Dugaan ini bukan tidak mendasar, menurut Faisal, sebelumnya fenomena yang sama juga terjadi sejak awal pekerjaan. Pelaksana proyek dengan berani mengakomodir penyuplai tanah timbunan yang tidak memiliki ijin galian C. Sehingga, waktu itu menjadi sorotan publik, hingga semua pihak dipanggil oleh penyidik Tipiter Polres Bima termaksud penyuplai dan pelaksana proyek Pasar Sila.
"Harusnya, palaksana ini belajar dari pengalaman. Ini proyek besar dengan anggaran puluhan miliar. Tentu para penyuplai material dan kualitas material pun harus diperhatikan. Meski dengan alasan pemberdayaan bagi masyarakat, tetapi syarat administrasi (izin) juga harus mereka penuhi, jangan asal pemberdayaan, sehingga tidak menjadi bumerang bagi perusahaan," tuturnya.
Berkenaan dengan hal itu pula, lanjut Faisal, Bupati Bima bahkan telah mengeluarkan surat edaran, dengan menghimbau agar tudak merusak lingkungan dengan aktivitas galian C, Galian golongan batuan dan penambangan pasir yang tidak memiliki ijin resmi dari pemerintah.
"Kami menilai, Surat edaran Bupati ini menindaklanjuti persoalan galian C yang tak berijin kemarin, untuk timbunan lokasi Proyek Pasar Sila. Dan juga secara tidak langsung mempertegas bagi pelaksana proyek untuk tidak menerima material yang tidak memiliki ijin aktivitas galian dan pertambangan pasir," papar Faisal.

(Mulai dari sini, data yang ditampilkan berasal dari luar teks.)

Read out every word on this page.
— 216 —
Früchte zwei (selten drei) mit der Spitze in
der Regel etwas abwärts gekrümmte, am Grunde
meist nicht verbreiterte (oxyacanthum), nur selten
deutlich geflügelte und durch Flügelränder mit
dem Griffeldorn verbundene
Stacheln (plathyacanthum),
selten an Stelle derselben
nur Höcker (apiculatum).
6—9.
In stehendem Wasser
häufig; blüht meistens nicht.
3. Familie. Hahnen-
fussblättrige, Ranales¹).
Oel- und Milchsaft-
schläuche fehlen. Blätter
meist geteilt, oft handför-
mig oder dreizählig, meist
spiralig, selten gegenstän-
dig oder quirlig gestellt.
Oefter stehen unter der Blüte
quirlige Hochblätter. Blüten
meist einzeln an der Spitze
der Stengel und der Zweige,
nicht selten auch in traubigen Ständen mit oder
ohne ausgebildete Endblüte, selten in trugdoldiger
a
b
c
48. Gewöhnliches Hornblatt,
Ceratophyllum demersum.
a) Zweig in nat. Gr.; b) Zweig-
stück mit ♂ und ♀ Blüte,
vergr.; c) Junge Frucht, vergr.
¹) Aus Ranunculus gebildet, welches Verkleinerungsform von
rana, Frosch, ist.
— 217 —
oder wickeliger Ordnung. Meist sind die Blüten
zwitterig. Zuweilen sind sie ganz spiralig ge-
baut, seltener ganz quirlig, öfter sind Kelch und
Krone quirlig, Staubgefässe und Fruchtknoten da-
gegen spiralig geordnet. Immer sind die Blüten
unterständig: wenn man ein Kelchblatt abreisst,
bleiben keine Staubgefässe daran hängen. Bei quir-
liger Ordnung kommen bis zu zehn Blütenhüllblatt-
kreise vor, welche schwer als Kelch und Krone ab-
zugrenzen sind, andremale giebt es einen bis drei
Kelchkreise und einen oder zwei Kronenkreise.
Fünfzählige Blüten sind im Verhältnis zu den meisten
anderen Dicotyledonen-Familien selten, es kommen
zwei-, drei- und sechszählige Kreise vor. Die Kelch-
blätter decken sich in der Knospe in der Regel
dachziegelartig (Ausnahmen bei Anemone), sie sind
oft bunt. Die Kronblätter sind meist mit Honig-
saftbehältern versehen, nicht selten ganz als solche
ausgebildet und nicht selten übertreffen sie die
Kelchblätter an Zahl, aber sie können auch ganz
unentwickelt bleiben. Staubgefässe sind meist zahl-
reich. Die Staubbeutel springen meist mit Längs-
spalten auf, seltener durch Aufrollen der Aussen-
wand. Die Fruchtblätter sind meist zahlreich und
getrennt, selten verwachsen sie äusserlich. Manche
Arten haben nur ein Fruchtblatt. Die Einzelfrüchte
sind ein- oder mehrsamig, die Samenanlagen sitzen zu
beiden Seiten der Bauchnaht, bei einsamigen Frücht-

Pelaksana lapangan Proyek Pasar Sila PT Relis - Buser, KSO Ayung di konfirmasi secara tertulis melalui perwakilan awak via WhatsApp, tidak ada tanggapan. Bahkan ditelpon langsung, panggilan pun tertolak.
Hingga dilakukan upaya beberapa kali di konfirmasi awak media dan tidak ada tanggapan, sehingga pemberitaan ini layak dipublikasi.